While the evidence suggesting a causal relationship between EBV and a proportion of cHL cases appears strong, current data do not show a consistent and specific association between any virus and EBV-negative cHL. This does not exclude viral involvement since the difficulty of obtaining large numbers of highly enriched HRS cells has precluded the use of certain techniques, such as representational difference analysis, in the analysis of cHL [137]. Next-generation sequencing methods have opened new avenues for virus discovery and have led to the identification of numerous novel viruses in the last few years [139, 140, 156]. These techniques provide our best hope of discovering a new virus in EBV-negative HRS cells.

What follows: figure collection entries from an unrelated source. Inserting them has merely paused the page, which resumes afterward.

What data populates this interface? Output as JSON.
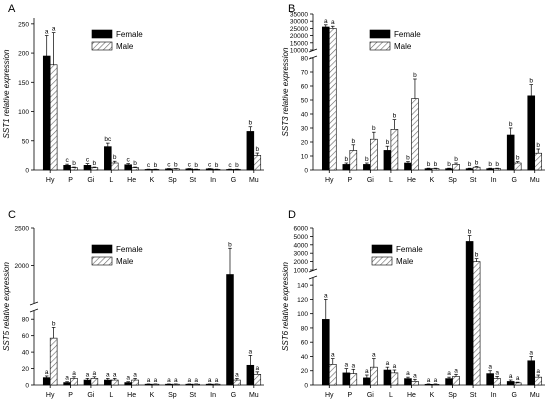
{
  "figure": {
    "female_label": "Female",
    "male_label": "Male",
    "colors": {
      "female": "#000000",
      "male": "#ffffff",
      "hatch": "#555555"
    }
  },
  "chart_data": [
    {
      "panel": "A",
      "type": "bar",
      "ylabel": "SST1 relative expression",
      "categories": [
        "Hy",
        "P",
        "Gi",
        "L",
        "He",
        "K",
        "Sp",
        "St",
        "In",
        "G",
        "Mu"
      ],
      "series": [
        {
          "name": "Female",
          "values": [
            195,
            8,
            8,
            40,
            9,
            1,
            2,
            2,
            2,
            1,
            66
          ],
          "errors": [
            35,
            2,
            3,
            6,
            2,
            0.5,
            0.5,
            0.5,
            0.5,
            0.5,
            8
          ],
          "letters": [
            "a",
            "c",
            "c",
            "bc",
            "c",
            "c",
            "c",
            "c",
            "c",
            "c",
            "b"
          ]
        },
        {
          "name": "Male",
          "values": [
            180,
            4,
            4,
            12,
            4,
            1,
            2,
            1,
            1,
            1,
            25
          ],
          "errors": [
            55,
            1,
            1,
            3,
            1,
            0.5,
            0.5,
            0.5,
            0.5,
            0.5,
            4
          ],
          "letters": [
            "a",
            "b",
            "b",
            "b",
            "b",
            "b",
            "b",
            "b",
            "b",
            "b",
            "b"
          ]
        }
      ],
      "yticks": [
        0,
        50,
        100,
        150,
        200,
        250
      ],
      "ylim": [
        0,
        260
      ]
    },
    {
      "panel": "B",
      "type": "bar",
      "ylabel": "SST3 relative expression",
      "categories": [
        "Hy",
        "P",
        "Gi",
        "L",
        "He",
        "K",
        "Sp",
        "St",
        "In",
        "G",
        "Mu"
      ],
      "series": [
        {
          "name": "Female",
          "values": [
            26000,
            4,
            4,
            14,
            5,
            1,
            1,
            1,
            1,
            25,
            53
          ],
          "errors": [
            1500,
            1,
            1,
            3,
            1,
            0.3,
            0.3,
            0.3,
            0.3,
            5,
            8
          ],
          "letters": [
            "a",
            "b",
            "b",
            "b",
            "b",
            "b",
            "b",
            "b",
            "b",
            "b",
            "b"
          ]
        },
        {
          "name": "Male",
          "values": [
            25000,
            14,
            22,
            29,
            51,
            1,
            4,
            2,
            1,
            5,
            12
          ],
          "errors": [
            1500,
            4,
            5,
            7,
            14,
            0.3,
            1,
            0.5,
            0.3,
            1,
            3
          ],
          "letters": [
            "a",
            "b",
            "b",
            "b",
            "b",
            "b",
            "b",
            "b",
            "b",
            "b",
            "b"
          ]
        }
      ],
      "yticks_lower": [
        0,
        10,
        20,
        30,
        40,
        50,
        60,
        70,
        80
      ],
      "yticks_upper": [
        10000,
        15000,
        20000,
        25000,
        30000,
        35000
      ],
      "ylim_lower": [
        0,
        80
      ],
      "ylim_upper": [
        10000,
        35000
      ]
    },
    {
      "panel": "C",
      "type": "bar",
      "ylabel": "SST5 relative expression",
      "categories": [
        "Hy",
        "P",
        "Gi",
        "L",
        "He",
        "K",
        "Sp",
        "St",
        "In",
        "G",
        "Mu"
      ],
      "series": [
        {
          "name": "Female",
          "values": [
            9,
            3,
            6,
            6,
            3,
            1,
            1,
            1,
            1,
            1880,
            24
          ],
          "errors": [
            2,
            1,
            2,
            2,
            1,
            0.3,
            0.3,
            0.3,
            0.3,
            350,
            12
          ],
          "letters": [
            "a",
            "a",
            "a",
            "a",
            "a",
            "a",
            "a",
            "a",
            "a",
            "b",
            "a"
          ]
        },
        {
          "name": "Male",
          "values": [
            57,
            8,
            8,
            6,
            6,
            1,
            1,
            1,
            1,
            6,
            13
          ],
          "errors": [
            13,
            2,
            2,
            2,
            2,
            0.3,
            0.3,
            0.3,
            0.3,
            2,
            3
          ],
          "letters": [
            "b",
            "a",
            "a",
            "a",
            "a",
            "a",
            "a",
            "a",
            "a",
            "a",
            "a"
          ]
        }
      ],
      "yticks_lower": [
        0,
        20,
        40,
        60,
        80
      ],
      "yticks_upper": [
        2000,
        2500
      ],
      "ylim_lower": [
        0,
        90
      ],
      "ylim_upper": [
        1500,
        2500
      ]
    },
    {
      "panel": "D",
      "type": "bar",
      "ylabel": "SST6 relative expression",
      "categories": [
        "Hy",
        "P",
        "Gi",
        "L",
        "He",
        "K",
        "Sp",
        "St",
        "In",
        "G",
        "Mu"
      ],
      "series": [
        {
          "name": "Female",
          "values": [
            92,
            17,
            10,
            21,
            9,
            1,
            9,
            4400,
            16,
            5,
            34
          ],
          "errors": [
            28,
            6,
            4,
            4,
            2,
            0.5,
            2,
            700,
            4,
            2,
            6
          ],
          "letters": [
            "a",
            "a",
            "a",
            "a",
            "a",
            "a",
            "a",
            "b",
            "a",
            "a",
            "a"
          ]
        },
        {
          "name": "Male",
          "values": [
            29,
            16,
            25,
            17,
            5,
            1,
            12,
            2000,
            9,
            3,
            11
          ],
          "errors": [
            8,
            6,
            12,
            4,
            3,
            0.5,
            3,
            350,
            3,
            1,
            3
          ],
          "letters": [
            "a",
            "a",
            "a",
            "a",
            "a",
            "a",
            "a",
            "b",
            "a",
            "a",
            "a"
          ]
        }
      ],
      "yticks_lower": [
        0,
        20,
        40,
        60,
        80,
        100,
        120,
        140
      ],
      "yticks_upper": [
        1000,
        2000,
        3000,
        4000,
        5000,
        6000
      ],
      "ylim_lower": [
        0,
        150
      ],
      "ylim_upper": [
        1000,
        6000
      ]
    }
  ]
}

It is possible that cellular mutations substitute for the functions of EBV genes in EBV-negative HRS cells [126]. Deleterious mutations of inhibitors of the NF-κB pathway, including genes encoding A20 and IκBα, appear to be present in the HRS cells of many cases of EBV-negative cHL (see Chap. 3) [90,91,92,93,94], and it is possible that these mutations substitute for LMP1. However, there is no obvious link between these mutations and the epidemiological features of cHL, and involvement of another virus(es) with either a direct or indirect role still appears attractive. Understanding the role of viruses in EBV-negative cHL could potentially open up possibilities for disease prevention as well as novel therapeutic targets and is a goal worth pursuing.